兎の意匠
うさぎの形をしたお菓子は食べられない、とか、うさぎの柄の真ん中を破って中身を出す包装はつらい とか 雪うさぎが溶けるのがイヤだ とか初めはそのようなことしか思っていませんでした。
でも、せっかくなのでと本棚に温存されていた「兎とかたちの日本文化」という本を手に取り、知ったことを少し書くことにします。
・まず兎の図柄は伝統的な型に基づいて書かれているものが多く、おおもとは中国や仏教の伝説に基づく「月に兎がいる」にある。
・兎が月や月光菩薩、月読神、産神などを暗喩している。
・連珠合璧集という連歌用語の室町時代の参考書があり、そこに兎の項目がある。
連珠合璧集はデジタル保存されたものがネット公開されていました。
「兎トアラバ 月 萩 雪野 筆の毛 馬 耳・・(ほかにも書いてありましたが草書を読めませんでした・・あららら)」
昔の日本画などで兎が空を仰ぎ見るようなポーズをとっているのは、絵の枠外の空に浮かぶ月をも示しているのだそうで、ただのキメポーズではありませんでした。なにかと秋草と一緒に描かれていたりするのも 兎とあらばこれでしょう の連想に基づいていたのですね。
・お菓子などで兎が伏せたポーズなのは神饌の名残であるらしい。
多産(2年で200匹になったというニュースもありました)な兎は繁栄や豊かさに結びつく力を表すものなのです。先に書いたように神性もあります。繁栄や再生を表すのは洋の東西を問いません。
お菓子に関しては丸く成形して赤いお目々をかけばかわいくデザインできる便利さもあったと思います・・これは私見です。
印象的だったのは、波に兎の図柄、いわゆる波兎が「月 海上に浮かんでは、兎も波を走るか、面白き浦の景色や・・」という謡曲竹生島に由来するらしいこと。ここでの海とは琵琶湖で春です。
波兎は単純に海(太平洋とかね)で白波が立っていることだと思っていましたがこんな穏やかな春の夜のシーンに由来するとは。
下僕にとっては、お月様はかつて生きて一緒にいたうさぎたちを連想させますので、月が湖面に映ってちらちらゆれているのを「兎も波を走る」というとは、なんと静かで開放的な表現、月に二次元的にしまわれているうさぎが三次元で走ったり跳ねたりしているかんじがします。手は届かないけれどBinkyっぽさがあります。

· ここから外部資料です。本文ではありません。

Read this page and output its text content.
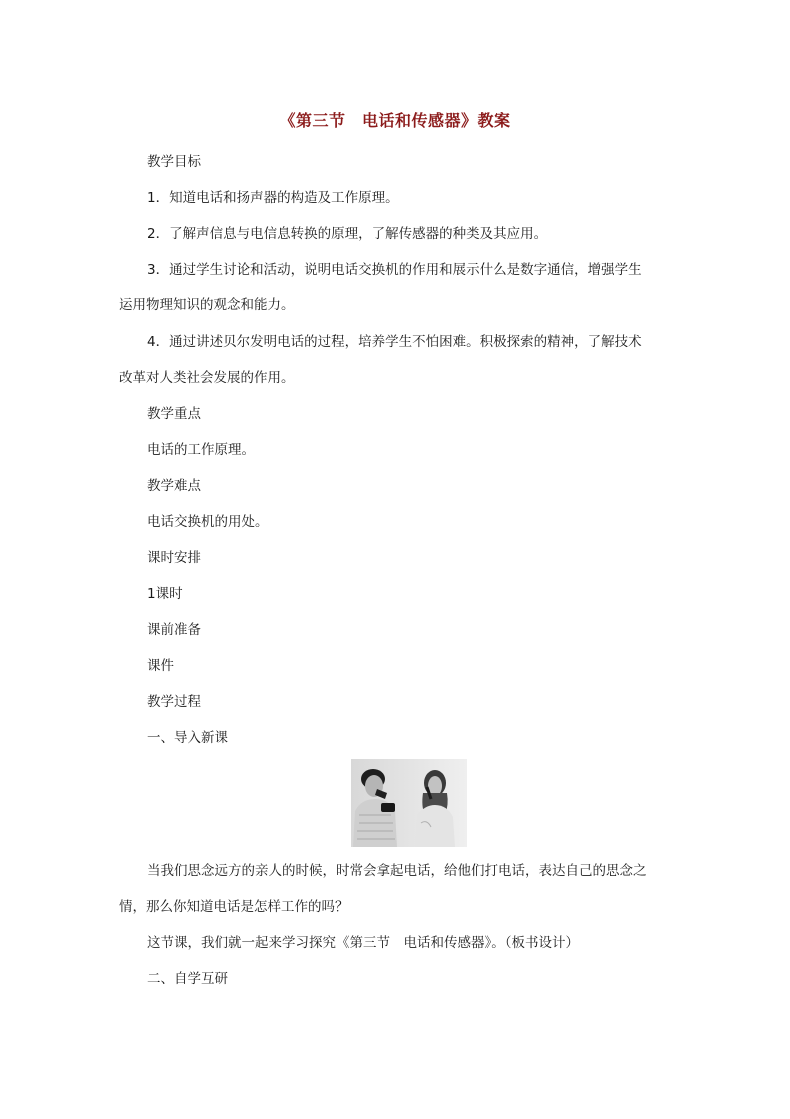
《第三节　电话和传感器》教案
教学目标
1．知道电话和扬声器的构造及工作原理。
2．了解声信息与电信息转换的原理，了解传感器的种类及其应用。
3．通过学生讨论和活动，说明电话交换机的作用和展示什么是数字通信，增强学生
运用物理知识的观念和能力。
4．通过讲述贝尔发明电话的过程，培养学生不怕困难。积极探索的精神，了解技术
改革对人类社会发展的作用。
教学重点
电话的工作原理。
教学难点
电话交换机的用处。
课时安排
1课时
课前准备
课件
教学过程
一、导入新课
当我们思念远方的亲人的时候，时常会拿起电话，给他们打电话，表达自己的思念之
情，那么你知道电话是怎样工作的吗？
这节课，我们就一起来学习探究《第三节　电话和传感器》。（板书设计）
二、自学互研
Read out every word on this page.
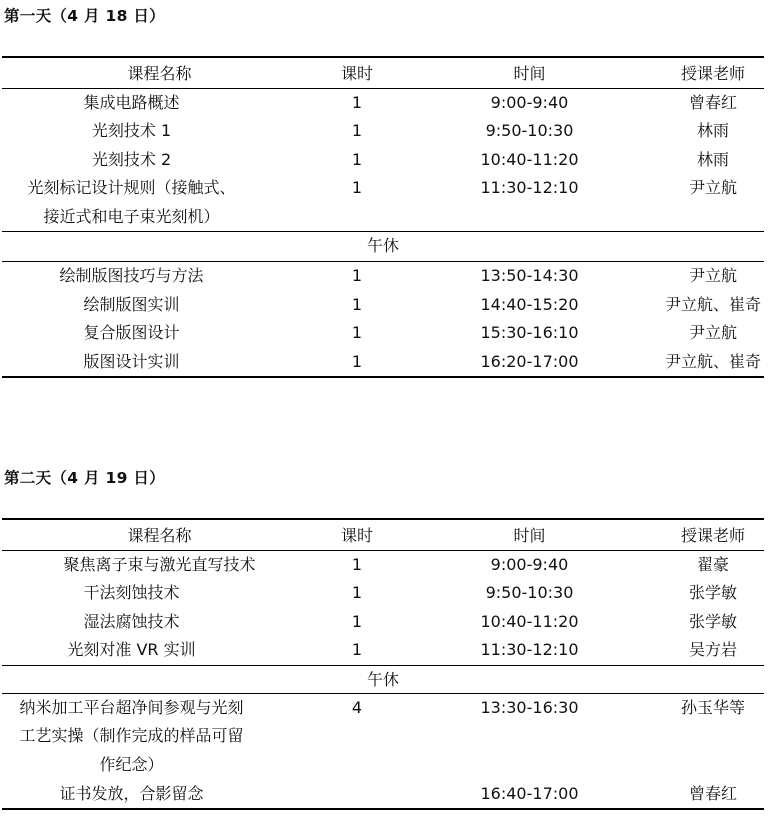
第一天（4 月 18 日）
课程名称	课时	时间	授课老师
集成电路概述	1	9:00-9:40	曾春红
光刻技术 1	1	9:50-10:30	林雨
光刻技术 2	1	10:40-11:20	林雨
光刻标记设计规则（接触式、接近式和电子束光刻机）	1	11:30-12:10	尹立航
午休			
绘制版图技巧与方法	1	13:50-14:30	尹立航
绘制版图实训	1	14:40-15:20	尹立航、崔奇
复合版图设计	1	15:30-16:10	尹立航
版图设计实训	1	16:20-17:00	尹立航、崔奇
第二天（4 月 19 日）
课程名称	课时	时间	授课老师
聚焦离子束与激光直写技术	1	9:00-9:40	翟豪
干法刻蚀技术	1	9:50-10:30	张学敏
湿法腐蚀技术	1	10:40-11:20	张学敏
光刻对准 VR 实训	1	11:30-12:10	吴方岩
午休			
纳米加工平台超净间参观与光刻工艺实操（制作完成的样品可留作纪念）	4	13:30-16:30	孙玉华等
证书发放，合影留念		16:40-17:00	曾春红
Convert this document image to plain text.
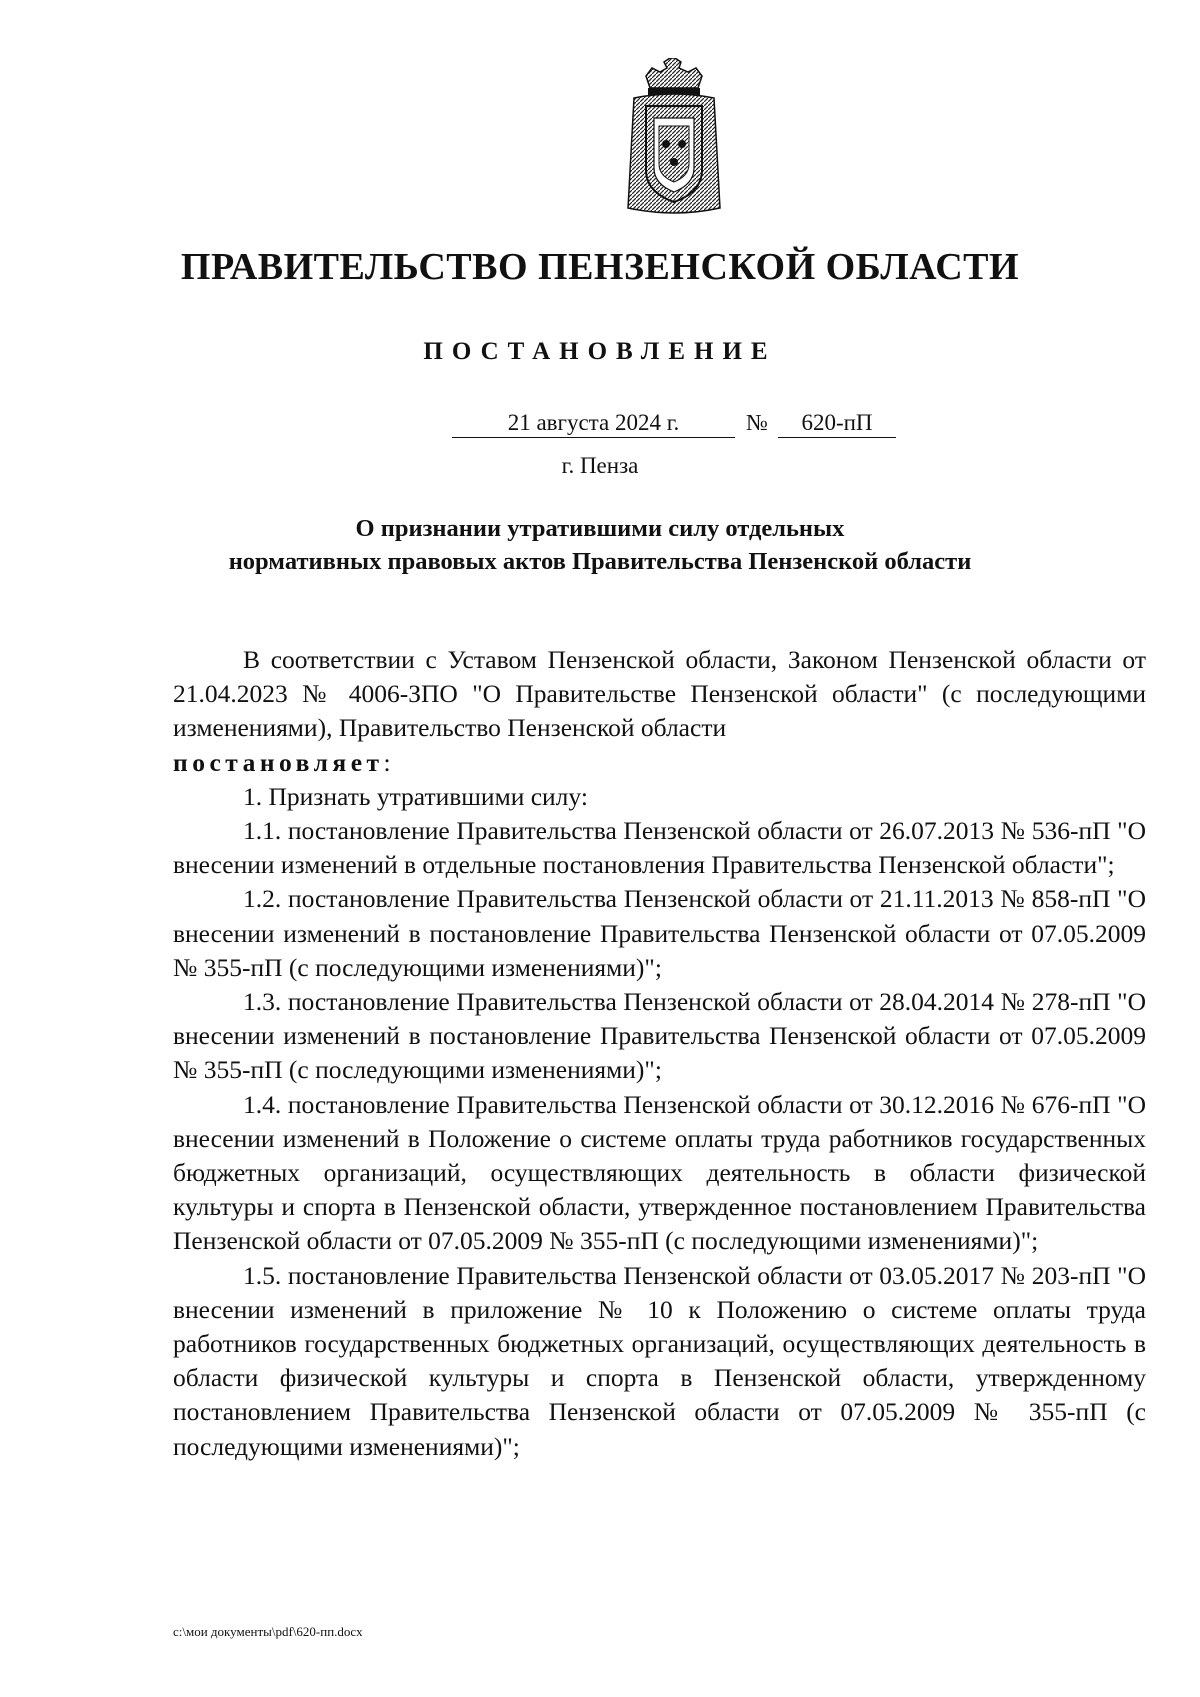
ПРАВИТЕЛЬСТВО ПЕНЗЕНСКОЙ ОБЛАСТИ
ПОСТАНОВЛЕНИЕ
21 августа 2024 г.	№	620-пП
г. Пенза
О признании утратившими силу отдельных
нормативных правовых актов Правительства Пензенской области

В соответствии с Уставом Пензенской области, Законом Пензенской области от 21.04.2023 № 4006-ЗПО "О Правительстве Пензенской области" (с последующими изменениями), Правительство Пензенской области

постановляет:

1. Признать утратившими силу:

1.1. постановление Правительства Пензенской области от 26.07.2013 № 536-пП "О внесении изменений в отдельные постановления Правительства Пензенской области";

1.2. постановление Правительства Пензенской области от 21.11.2013 № 858-пП "О внесении изменений в постановление Правительства Пензенской области от 07.05.2009 № 355-пП (с последующими изменениями)";

1.3. постановление Правительства Пензенской области от 28.04.2014 № 278-пП "О внесении изменений в постановление Правительства Пензенской области от 07.05.2009 № 355-пП (с последующими изменениями)";

1.4. постановление Правительства Пензенской области от 30.12.2016 № 676-пП "О внесении изменений в Положение о системе оплаты труда работников государственных бюджетных организаций, осуществляющих деятельность в области физической культуры и спорта в Пензенской области, утвержденное постановлением Правительства Пензенской области от 07.05.2009 № 355-пП (с последующими изменениями)";

1.5. постановление Правительства Пензенской области от 03.05.2017 № 203-пП "О внесении изменений в приложение № 10 к Положению о системе оплаты труда работников государственных бюджетных организаций, осуществляющих деятельность в области физической культуры и спорта в Пензенской области, утвержденному постановлением Правительства Пензенской области от 07.05.2009 № 355-пП (с последующими изменениями)";

c:\мои документы\pdf\620-пп.docx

満月が湖面に映る景色を見る機会があればいいなあと思います。
最近の兎の意匠は何かを暗示する役割ではなくCawaii側面が強調されていますね。あらすてき、かわいい、と喜ぶのは浮気するみたいでうちのうさぎに済まないという複雑な気持ちになります。
「うさぎとかたちの日本文化」今橋理子著 東京大学出版会
内容ぎっしりでほんの一部しか理解できていない気がします。掲載されているたくさんの兎デザイン関連の写真を眺めて幸せになっています。本の帯に「かわいい」だけじゃ、ダメなんです。と書かれているのですが・・。
アメちゃん
ちまたまさん、こんにちわ。
うさぎの形のお菓子といえば
私は上用饅頭を思い出します。素朴でかわいいですよね。
あの焼きごてで付けた耳や、赤い目を見るたび
和菓子の職人が、チョンチョンって一つ一つつけてる姿が想像できて
ああ、楽しそうだなぁ〜、やってみたいなぁって思います。
ちまたま Post author
アメちゃんさんこんばんは!おまんじゅう丸くて愛おしい。うさぎが一生懸命おまんじゅうになっている感じがします。洋菓子などのすごいリアルなのは食べるのがつらいです~。